PrAda: Few-Shot Visual Adaptation for Text-Prompted Segmentation
Abstract
Few-shot visual adaptation for text-prompted segmentation addresses domain shift challenges through prototype adaptation that combines pixel features and transformer representations.
Segmenting images is critical for visual understanding but demands extensive pixel-level annotations. Foundational models have enabled new paradigms for predicting new classes guided by textual prompts, without annotations from the target domain. Yet, on specialized target domains, far from the original pre-training, their performance degrades. We study the errors of existing methods under such domain-shift, finding that misclassification rather than mask generation is the main culprit. To address this, we introduce the novel problem of Few-Shot Visual Adaptation for text-prompted Segmentation. This kind of adaptation has been largely studied for image classification, but it remains unexplored for segmentation.

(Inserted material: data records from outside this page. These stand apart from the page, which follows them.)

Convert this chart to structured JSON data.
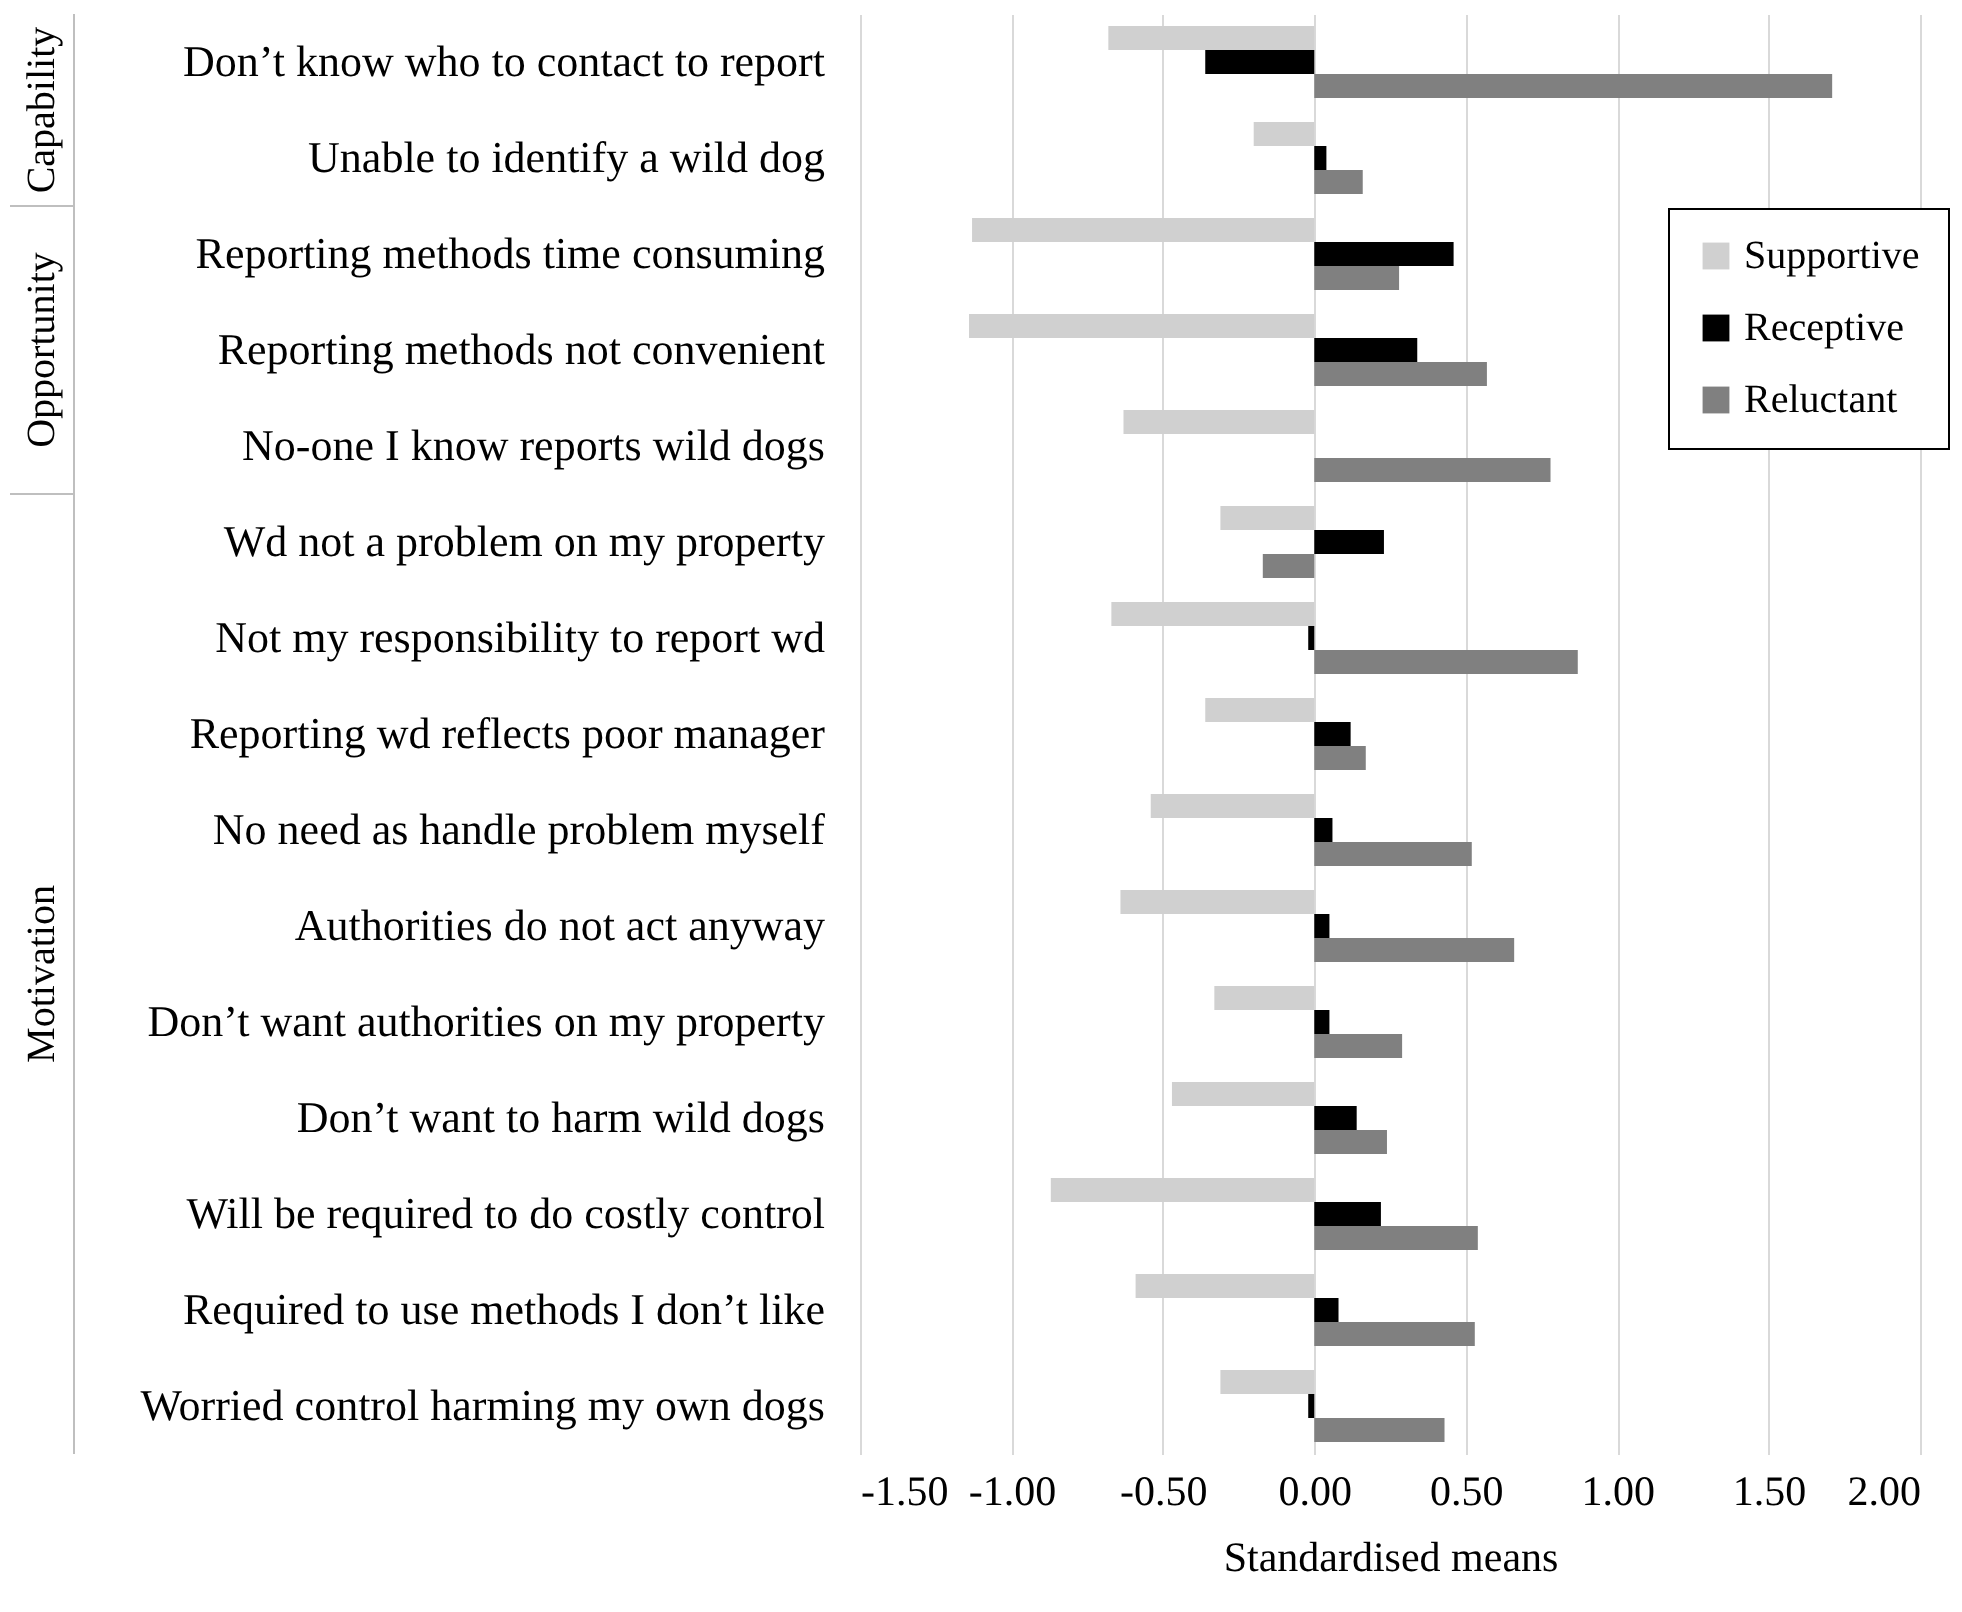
{
  "chart_data": {
    "type": "bar",
    "orientation": "horizontal",
    "xlabel": "Standardised means",
    "categories": [
      "Don’t know who to contact to report",
      "Unable to identify a wild dog",
      "Reporting methods time consuming",
      "Reporting methods not convenient",
      "No-one I know reports wild dogs",
      "Wd not a problem on my property",
      "Not my responsibility to report wd",
      "Reporting wd reflects poor manager",
      "No need as handle problem myself",
      "Authorities do not act anyway",
      "Don’t want authorities on my property",
      "Don’t want to harm wild dogs",
      "Will be required to do costly control",
      "Required to use methods I don’t like",
      "Worried control harming my own dogs"
    ],
    "series": [
      {
        "name": "Supportive",
        "color": "#d0d0d0",
        "values": [
          -0.68,
          -0.2,
          -1.13,
          -1.14,
          -0.63,
          -0.31,
          -0.67,
          -0.36,
          -0.54,
          -0.64,
          -0.33,
          -0.47,
          -0.87,
          -0.59,
          -0.31
        ]
      },
      {
        "name": "Receptive",
        "color": "#000000",
        "values": [
          -0.36,
          0.04,
          0.46,
          0.34,
          0,
          0.23,
          -0.02,
          0.12,
          0.06,
          0.05,
          0.05,
          0.14,
          0.22,
          0.08,
          -0.02
        ]
      },
      {
        "name": "Reluctant",
        "color": "#808080",
        "values": [
          1.71,
          0.16,
          0.28,
          0.57,
          0.78,
          -0.17,
          0.87,
          0.17,
          0.52,
          0.66,
          0.29,
          0.24,
          0.54,
          0.53,
          0.43
        ]
      }
    ],
    "xlim": [
      -1.5,
      2
    ],
    "xticks": [
      {
        "value": -1.5,
        "label": "-1.50"
      },
      {
        "value": -1,
        "label": "-1.00"
      },
      {
        "value": -0.5,
        "label": "-0.50"
      },
      {
        "value": 0,
        "label": "0.00"
      },
      {
        "value": 0.5,
        "label": "0.50"
      },
      {
        "value": 1,
        "label": "1.00"
      },
      {
        "value": 1.5,
        "label": "1.50"
      },
      {
        "value": 2,
        "label": "2.00"
      }
    ],
    "annotations": [
      "Capability",
      "Opportunity",
      "Motivation"
    ],
    "grid": "x",
    "legend": "top right"
  }
}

We tackle this task with Prototype Adaptation (PrAda), a novel, parameter-efficient method that adapts a frozen text-prompted segmentation model. Our approach learns class-specific prototypes by combining fine-grained pixel features and high-level transformer representations, which are then fused with the original text-based predictions through a learned importance factor. This preserves the model's zero-shot potential while enabling strong adaptation to new domains. Experiments across semantic, instance, and panoptic segmentation on five benchmarks demonstrate that PrAda yields significant improvements over state-of-the-art and proposed baselines.